Appalachian preacher Seymour Wattenbarger, who has a knack for painting vivid pictures with words, gave me a good chuckle the other day with his descriptions of lazy people.
“If breathing didn’t come natural, they’d smother to death,” Seymour said, talking about church members who sit at home, never taking the time or initiative to go out and share the gospel.
“I’ll never forget the time,” Seymour said, “that I saw this one fellow sitting under a shade tree, his hair blowing in the breeze, and him too lazy to run and get it.”
Jesus told us in scripture, using terminology that most everyone in America’s breadbasket is familiar with, that more people are needed in sharing the gospel: “The harvest truly is great, but the laborers are few” (Luke 10:2).
I read a story the other day about a fellow named Nevest Coleman, a grounds crew worker for the Chicago White Sox who was arrested and sent to prison in 1994 for crimes he didn’t commit. He spent 24 years behind bars before DNA evidence proved he was innocent.
After a judge ordered him released, Nevest eagerly went back to work on the grounds crew earlier this year.
“They didn’t have to hire me back,” Coleman said. “I appreciate the White Sox giving me the opportunity to come back to work.”
Perhaps something has taken you away from doing the work that Jesus has called you to do. Perhaps it’s been far too long since you told someone about the salvation available through Jesus. You know He would be thrilled to have you back on the job. He will put you right back to work.
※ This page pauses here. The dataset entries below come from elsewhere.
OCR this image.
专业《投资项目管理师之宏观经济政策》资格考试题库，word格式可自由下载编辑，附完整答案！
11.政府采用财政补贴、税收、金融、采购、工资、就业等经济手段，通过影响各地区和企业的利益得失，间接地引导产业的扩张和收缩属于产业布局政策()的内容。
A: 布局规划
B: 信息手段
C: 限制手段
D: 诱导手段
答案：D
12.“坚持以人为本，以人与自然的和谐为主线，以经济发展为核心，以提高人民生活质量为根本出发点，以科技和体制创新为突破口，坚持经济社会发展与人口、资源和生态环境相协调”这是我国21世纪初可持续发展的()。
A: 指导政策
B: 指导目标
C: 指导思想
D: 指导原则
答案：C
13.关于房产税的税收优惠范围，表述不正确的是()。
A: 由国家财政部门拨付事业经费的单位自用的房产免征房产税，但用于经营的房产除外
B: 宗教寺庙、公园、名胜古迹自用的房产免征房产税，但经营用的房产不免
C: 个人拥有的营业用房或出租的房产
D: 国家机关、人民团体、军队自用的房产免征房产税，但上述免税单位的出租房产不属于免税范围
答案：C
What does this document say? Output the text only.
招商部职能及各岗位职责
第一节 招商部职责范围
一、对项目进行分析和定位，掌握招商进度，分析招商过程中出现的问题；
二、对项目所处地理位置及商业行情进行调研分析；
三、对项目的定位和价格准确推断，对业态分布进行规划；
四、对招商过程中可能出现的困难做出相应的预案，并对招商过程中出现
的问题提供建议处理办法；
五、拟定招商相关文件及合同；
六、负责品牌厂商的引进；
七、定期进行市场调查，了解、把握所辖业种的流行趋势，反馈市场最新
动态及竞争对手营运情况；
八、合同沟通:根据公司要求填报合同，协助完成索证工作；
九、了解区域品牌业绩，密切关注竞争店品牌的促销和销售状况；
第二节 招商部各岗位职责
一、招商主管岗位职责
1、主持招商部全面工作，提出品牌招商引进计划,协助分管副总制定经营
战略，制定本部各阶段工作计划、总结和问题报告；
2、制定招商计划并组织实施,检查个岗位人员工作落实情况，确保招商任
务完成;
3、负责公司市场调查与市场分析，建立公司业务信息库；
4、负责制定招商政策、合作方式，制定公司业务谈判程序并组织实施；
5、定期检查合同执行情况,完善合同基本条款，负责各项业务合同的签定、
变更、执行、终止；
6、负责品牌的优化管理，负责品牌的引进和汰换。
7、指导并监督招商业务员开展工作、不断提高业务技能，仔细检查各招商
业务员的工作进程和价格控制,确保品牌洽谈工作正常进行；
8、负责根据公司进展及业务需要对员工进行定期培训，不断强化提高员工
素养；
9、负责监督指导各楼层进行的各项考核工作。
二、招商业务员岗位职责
I’m convinced that it’s not laziness that sidelines most Christians. Instead, it seems to me that people don’t share their faith simply because they don’t take seriously the scripture that says: “Go ye into all the world and preach the gospel. He who believes and is baptized shall be saved. But he who believes not shall be damned” (Mark 16:15-16).
We need to grasp the seriousness of those words commissioning us to share the good news of Jesus Christ. If we don’t go and tell, people can’t know the good news. And if they don’t know the good news, they can’t believe it. And if they don’t believe the good news, they will be eternally lost.
So, you see, it’s serious business. Never let it be said of us that we’re too lazy to chase a wayward wig … or a wayward soul.